La democracia tiene su fundamento en el reconocimiento de la dignidad de la persona, cuyos derechos, derivados de esa dignidad, son (o deberían ser) criterios de validez de todo el sistema jurídico, es decir, valores éticos que constituyen la moral de la ley. La igualdad política (una persona un voto), la igualdad jurídica (la balanza de la justicia) y yo agrego, la igualdad sustantiva (todos los derechos para todas y todos), tienen como fundamento ético la dignidad reconocida, de manera histórica, primero a los hombres propietarios, luego a los hombres blancos, y finalmente a los hombres y mujeres sin ninguna distinción, incluyendo, por supuesto, la no distinción por su condición sexual.

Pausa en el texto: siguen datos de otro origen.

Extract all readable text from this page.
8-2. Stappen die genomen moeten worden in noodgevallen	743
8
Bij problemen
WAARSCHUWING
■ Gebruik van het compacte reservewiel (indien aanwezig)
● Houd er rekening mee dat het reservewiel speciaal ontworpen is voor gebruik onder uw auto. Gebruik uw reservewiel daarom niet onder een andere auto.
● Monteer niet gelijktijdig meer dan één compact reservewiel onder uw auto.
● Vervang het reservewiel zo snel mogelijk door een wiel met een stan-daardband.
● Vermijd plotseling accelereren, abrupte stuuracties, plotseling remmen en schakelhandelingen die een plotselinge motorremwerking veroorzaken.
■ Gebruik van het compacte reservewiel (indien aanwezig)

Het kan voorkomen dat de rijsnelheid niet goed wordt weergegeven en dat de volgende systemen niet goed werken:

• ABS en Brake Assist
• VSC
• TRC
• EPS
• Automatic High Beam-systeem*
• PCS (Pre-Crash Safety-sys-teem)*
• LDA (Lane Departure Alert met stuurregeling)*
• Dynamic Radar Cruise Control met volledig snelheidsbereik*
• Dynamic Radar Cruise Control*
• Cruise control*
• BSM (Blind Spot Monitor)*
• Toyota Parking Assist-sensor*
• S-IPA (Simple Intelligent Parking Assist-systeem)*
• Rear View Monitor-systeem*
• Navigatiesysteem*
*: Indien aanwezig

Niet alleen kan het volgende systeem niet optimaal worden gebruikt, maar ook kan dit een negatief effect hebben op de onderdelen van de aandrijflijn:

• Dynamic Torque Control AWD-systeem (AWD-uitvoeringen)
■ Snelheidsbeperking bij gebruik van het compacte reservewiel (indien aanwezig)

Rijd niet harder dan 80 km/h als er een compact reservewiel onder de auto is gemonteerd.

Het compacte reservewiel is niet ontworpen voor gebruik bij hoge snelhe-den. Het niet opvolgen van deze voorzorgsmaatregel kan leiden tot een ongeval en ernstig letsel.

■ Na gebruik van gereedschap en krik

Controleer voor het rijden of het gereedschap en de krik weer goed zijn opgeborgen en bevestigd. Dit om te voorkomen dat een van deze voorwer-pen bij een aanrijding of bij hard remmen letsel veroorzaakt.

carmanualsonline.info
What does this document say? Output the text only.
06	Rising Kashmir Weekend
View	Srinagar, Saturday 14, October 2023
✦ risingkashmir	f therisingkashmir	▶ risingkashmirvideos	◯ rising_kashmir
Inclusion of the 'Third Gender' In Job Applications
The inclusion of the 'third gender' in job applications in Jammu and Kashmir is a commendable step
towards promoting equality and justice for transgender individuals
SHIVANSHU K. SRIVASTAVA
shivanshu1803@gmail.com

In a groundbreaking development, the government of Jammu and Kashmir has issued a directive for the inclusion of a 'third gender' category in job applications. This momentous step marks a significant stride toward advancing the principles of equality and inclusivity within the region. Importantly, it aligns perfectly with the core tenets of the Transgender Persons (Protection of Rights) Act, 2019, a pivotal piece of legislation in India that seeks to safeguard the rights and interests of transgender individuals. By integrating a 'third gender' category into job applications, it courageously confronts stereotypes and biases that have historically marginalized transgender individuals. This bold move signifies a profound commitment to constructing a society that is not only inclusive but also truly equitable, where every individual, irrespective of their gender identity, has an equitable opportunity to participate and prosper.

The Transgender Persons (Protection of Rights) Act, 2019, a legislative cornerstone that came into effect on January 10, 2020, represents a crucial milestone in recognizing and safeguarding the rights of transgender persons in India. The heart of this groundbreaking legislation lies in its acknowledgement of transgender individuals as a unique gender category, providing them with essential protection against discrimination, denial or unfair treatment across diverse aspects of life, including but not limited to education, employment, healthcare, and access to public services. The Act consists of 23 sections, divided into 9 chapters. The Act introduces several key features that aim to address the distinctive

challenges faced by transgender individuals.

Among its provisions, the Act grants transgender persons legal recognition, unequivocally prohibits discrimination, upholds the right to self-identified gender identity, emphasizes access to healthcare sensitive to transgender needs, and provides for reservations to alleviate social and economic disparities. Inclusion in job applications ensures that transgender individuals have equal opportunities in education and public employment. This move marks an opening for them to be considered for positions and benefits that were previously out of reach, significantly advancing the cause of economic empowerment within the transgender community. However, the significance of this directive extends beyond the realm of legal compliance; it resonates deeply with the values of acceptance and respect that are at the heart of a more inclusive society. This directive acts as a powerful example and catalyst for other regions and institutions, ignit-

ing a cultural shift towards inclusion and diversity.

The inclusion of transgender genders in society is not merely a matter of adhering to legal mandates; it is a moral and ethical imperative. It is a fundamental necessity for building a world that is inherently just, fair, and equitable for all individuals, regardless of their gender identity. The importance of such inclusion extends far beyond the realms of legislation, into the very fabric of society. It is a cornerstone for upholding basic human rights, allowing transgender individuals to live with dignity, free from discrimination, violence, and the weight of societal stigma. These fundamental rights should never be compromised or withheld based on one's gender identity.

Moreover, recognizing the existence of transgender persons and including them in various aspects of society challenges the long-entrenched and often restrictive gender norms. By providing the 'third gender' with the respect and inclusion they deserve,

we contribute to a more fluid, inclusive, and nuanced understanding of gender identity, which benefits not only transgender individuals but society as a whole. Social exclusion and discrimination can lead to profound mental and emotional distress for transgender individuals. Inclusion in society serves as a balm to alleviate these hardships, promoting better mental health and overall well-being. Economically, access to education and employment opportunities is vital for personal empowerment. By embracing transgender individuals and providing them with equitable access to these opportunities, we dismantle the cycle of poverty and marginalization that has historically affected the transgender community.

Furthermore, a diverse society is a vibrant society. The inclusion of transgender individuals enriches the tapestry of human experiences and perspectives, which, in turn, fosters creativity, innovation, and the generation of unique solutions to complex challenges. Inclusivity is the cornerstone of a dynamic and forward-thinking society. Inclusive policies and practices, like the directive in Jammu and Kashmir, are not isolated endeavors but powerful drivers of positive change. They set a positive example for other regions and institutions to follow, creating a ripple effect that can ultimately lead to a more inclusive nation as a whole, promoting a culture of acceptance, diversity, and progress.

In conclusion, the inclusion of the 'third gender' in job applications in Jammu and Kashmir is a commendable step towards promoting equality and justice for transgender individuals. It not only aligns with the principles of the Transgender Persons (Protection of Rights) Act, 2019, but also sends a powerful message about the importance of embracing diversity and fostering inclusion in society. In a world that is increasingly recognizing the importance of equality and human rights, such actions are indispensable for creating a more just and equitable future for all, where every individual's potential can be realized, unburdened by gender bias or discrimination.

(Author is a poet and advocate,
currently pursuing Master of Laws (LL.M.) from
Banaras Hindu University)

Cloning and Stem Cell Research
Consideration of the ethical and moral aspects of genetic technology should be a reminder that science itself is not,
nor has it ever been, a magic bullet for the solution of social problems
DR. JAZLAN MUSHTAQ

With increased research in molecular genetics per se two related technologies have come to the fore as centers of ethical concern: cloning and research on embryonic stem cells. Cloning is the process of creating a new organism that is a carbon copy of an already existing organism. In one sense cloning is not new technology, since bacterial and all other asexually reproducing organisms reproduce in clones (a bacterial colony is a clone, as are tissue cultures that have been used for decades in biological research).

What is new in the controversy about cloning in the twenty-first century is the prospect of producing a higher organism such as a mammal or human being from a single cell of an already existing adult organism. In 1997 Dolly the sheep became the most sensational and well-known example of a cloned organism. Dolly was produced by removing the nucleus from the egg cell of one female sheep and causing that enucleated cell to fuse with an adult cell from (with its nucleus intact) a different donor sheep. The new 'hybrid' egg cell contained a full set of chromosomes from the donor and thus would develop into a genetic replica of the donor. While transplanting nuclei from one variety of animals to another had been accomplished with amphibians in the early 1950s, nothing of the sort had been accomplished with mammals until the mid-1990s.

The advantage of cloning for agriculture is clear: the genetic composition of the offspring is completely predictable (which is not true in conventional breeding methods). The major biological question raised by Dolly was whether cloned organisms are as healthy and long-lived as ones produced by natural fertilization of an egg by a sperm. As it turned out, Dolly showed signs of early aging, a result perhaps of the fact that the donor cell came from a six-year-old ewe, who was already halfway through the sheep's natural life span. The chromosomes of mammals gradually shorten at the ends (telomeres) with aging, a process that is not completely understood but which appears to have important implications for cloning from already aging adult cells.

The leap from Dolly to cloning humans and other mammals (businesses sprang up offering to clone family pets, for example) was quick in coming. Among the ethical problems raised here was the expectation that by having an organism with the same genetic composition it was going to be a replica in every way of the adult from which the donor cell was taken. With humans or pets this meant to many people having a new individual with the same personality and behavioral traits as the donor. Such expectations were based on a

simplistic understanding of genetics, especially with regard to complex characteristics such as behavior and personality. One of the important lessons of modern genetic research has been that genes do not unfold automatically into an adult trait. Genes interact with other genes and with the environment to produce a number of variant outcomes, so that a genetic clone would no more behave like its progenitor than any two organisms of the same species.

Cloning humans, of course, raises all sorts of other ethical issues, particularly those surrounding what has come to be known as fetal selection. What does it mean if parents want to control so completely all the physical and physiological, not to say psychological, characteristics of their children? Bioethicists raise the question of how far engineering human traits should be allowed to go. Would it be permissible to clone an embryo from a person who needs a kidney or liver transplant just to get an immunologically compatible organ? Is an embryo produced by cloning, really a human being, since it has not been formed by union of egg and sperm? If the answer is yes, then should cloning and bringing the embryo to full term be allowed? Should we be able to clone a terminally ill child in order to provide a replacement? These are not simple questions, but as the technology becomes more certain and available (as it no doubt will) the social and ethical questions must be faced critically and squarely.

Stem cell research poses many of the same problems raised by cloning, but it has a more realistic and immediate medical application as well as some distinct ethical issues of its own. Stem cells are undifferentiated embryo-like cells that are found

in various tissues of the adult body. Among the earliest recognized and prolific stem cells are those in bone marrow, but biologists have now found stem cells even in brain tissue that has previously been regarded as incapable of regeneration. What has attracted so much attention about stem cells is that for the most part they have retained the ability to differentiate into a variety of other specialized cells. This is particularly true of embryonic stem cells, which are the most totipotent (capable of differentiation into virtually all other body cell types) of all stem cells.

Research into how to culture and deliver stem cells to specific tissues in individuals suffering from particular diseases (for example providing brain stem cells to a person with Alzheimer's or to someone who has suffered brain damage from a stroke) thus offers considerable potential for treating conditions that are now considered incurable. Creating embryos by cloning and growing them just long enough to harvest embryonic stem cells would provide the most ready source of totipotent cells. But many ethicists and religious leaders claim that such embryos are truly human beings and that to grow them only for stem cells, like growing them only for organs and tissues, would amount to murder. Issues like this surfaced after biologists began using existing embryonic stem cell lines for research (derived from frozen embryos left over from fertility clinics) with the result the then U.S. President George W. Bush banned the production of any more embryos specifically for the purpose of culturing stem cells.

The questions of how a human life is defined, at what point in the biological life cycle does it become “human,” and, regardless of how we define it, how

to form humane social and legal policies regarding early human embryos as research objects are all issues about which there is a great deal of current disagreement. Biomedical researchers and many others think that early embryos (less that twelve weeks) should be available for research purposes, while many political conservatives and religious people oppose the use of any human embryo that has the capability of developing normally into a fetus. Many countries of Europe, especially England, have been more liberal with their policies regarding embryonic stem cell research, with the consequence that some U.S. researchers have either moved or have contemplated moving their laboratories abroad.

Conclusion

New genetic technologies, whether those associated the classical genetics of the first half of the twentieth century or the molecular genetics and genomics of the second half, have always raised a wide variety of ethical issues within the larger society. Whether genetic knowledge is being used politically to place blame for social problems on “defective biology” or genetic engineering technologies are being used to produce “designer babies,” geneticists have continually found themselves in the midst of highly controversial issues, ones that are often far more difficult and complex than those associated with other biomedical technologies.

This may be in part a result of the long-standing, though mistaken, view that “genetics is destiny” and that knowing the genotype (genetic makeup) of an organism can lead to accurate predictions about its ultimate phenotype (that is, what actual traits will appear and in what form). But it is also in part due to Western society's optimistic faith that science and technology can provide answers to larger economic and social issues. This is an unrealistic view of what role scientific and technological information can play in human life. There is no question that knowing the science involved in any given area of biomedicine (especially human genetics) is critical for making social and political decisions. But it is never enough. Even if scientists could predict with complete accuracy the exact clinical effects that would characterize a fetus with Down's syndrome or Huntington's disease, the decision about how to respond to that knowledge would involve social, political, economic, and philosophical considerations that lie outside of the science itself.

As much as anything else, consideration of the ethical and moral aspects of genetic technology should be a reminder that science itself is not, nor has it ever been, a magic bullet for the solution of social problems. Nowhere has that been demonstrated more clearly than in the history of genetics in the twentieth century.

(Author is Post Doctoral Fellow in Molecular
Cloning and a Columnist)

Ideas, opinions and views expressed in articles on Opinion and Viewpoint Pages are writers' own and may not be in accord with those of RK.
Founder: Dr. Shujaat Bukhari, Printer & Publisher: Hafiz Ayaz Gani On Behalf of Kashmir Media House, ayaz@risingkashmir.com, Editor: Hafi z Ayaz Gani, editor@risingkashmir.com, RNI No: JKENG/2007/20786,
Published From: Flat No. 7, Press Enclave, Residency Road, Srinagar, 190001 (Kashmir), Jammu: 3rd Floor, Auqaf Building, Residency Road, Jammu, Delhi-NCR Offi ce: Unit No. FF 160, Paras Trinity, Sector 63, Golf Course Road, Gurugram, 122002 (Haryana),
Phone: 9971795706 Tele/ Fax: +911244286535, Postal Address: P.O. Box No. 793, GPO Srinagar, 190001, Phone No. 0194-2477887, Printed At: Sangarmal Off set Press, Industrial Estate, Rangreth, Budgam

Reconocer que la persona tiene dignidad es aceptar que es un ser de fines, que existe (independientemente de la explicación teológica o científica) para ser libre, decidir su proyecto de vida y autodeterminarse, en otras palabras, la dignidad de la persona implica reconocernos como seres autónomos con la única restricción de no afectar la libertad y autonomía de los demás, dado el reconocimiento de la dignidad común a todas las personas.

Consecuentemente, ser libres y autónomos no puede excluir la determinación personal y exclusiva sobre nuestro cuerpo, esta es nuestra primera trinchera de autonomía; como seres de fines tenemos derecho a decidir sobre nuestra vida, incluyendo nuestro cuerpo, y a alcanzar libremente nuestros propios fines, incluyendo la maternidad. Ninguna persona puede ser considerada como medio, sin atacar su dignidad, tampoco como medio para la procreación. La libertad en un régimen democrático, es un valor público que tiene que ser protegido, garantizado y promovido, incluyendo la libertad de decidir sobre nuestro cuerpo.

Ahora bien, la vida también es un valor público derivado de nuestra condición de seres libres e iguales en dignidad y derechos. La vida es la condición primera de nuestra libertad y autonomía. Nos preocupa por ello que las mujeres no la arriesguen practicándose abortos clandestinos e inseguros, de la misma forma que estamos en contra de los feminicidios, los asesinatos y masacres o incluso el aborto. La vida es un valor tan importante como la libertad que le da sentido y la cualifica, la dignifica. Nadie desde la ética de la dignidad de la persona, está a favor del aborto como no lo está a favor de la maternidad obligada. Estamos entonces ante la confrontación de dos derechos igualmente valiosos, que deben ser protegidos sin que uno de ellos sea anulado o estaremos violando el principio de la dignidad de la persona.

De la misma manera que las personas no existen solas como entidades abstractas o de manera ideal, los derechos tampoco existen de manera absoluta y aislada. Bajo el reconocimiento de la dignidad igual de todas las personas, los derechos tienen límites que tienen que ser regulados por el Estado. Esos límites deben establecerse en base a la razón (y no al dogma) para garantizar la convivencia democrática, es decir, demostrando razonablemente que están encaminados a otorgar la máxima garantía posible para el respeto y protección de los derechos de las partes confrontadas. Lograr ese equilibrio es el arte del gobierno democrático.  Así, el aborto legal es una decisión política que responde al reconocimiento moral de la dignidad de la mujer y de la convivencia democrática, estableciéndose como el límite para la vigencia y convivencia de dos derechos igualmente valiosos pero enfrentados. No regular el aborto con criterios razonables, genera arbitrariedad, abuso, discriminación y vulnerabilidad.

La moral y el derecho no son excluyentes, argumentar lo contrario es pretender la arbitrariedad y el fraude legal. En democracia, el derecho debe ser la garantía y concreción de una ética pública basada en el reconocimiento de la igualdad en dignidad y derechos de todas las personas, los derechos y libertades como normas superiores de validez de la ley. Los vínculos entre democracia, reconocimiento de derechos y estado de derecho (sometimiento de los poderes), son indisolubles, son tres elementos que viven en simbiosis o no viven. Las entidades públicas y privadas deberíamos someternos a esa ética pública independientemente de nuestra religiosidad, y tomar en serio la democracia, con el único fin de lograr la paz.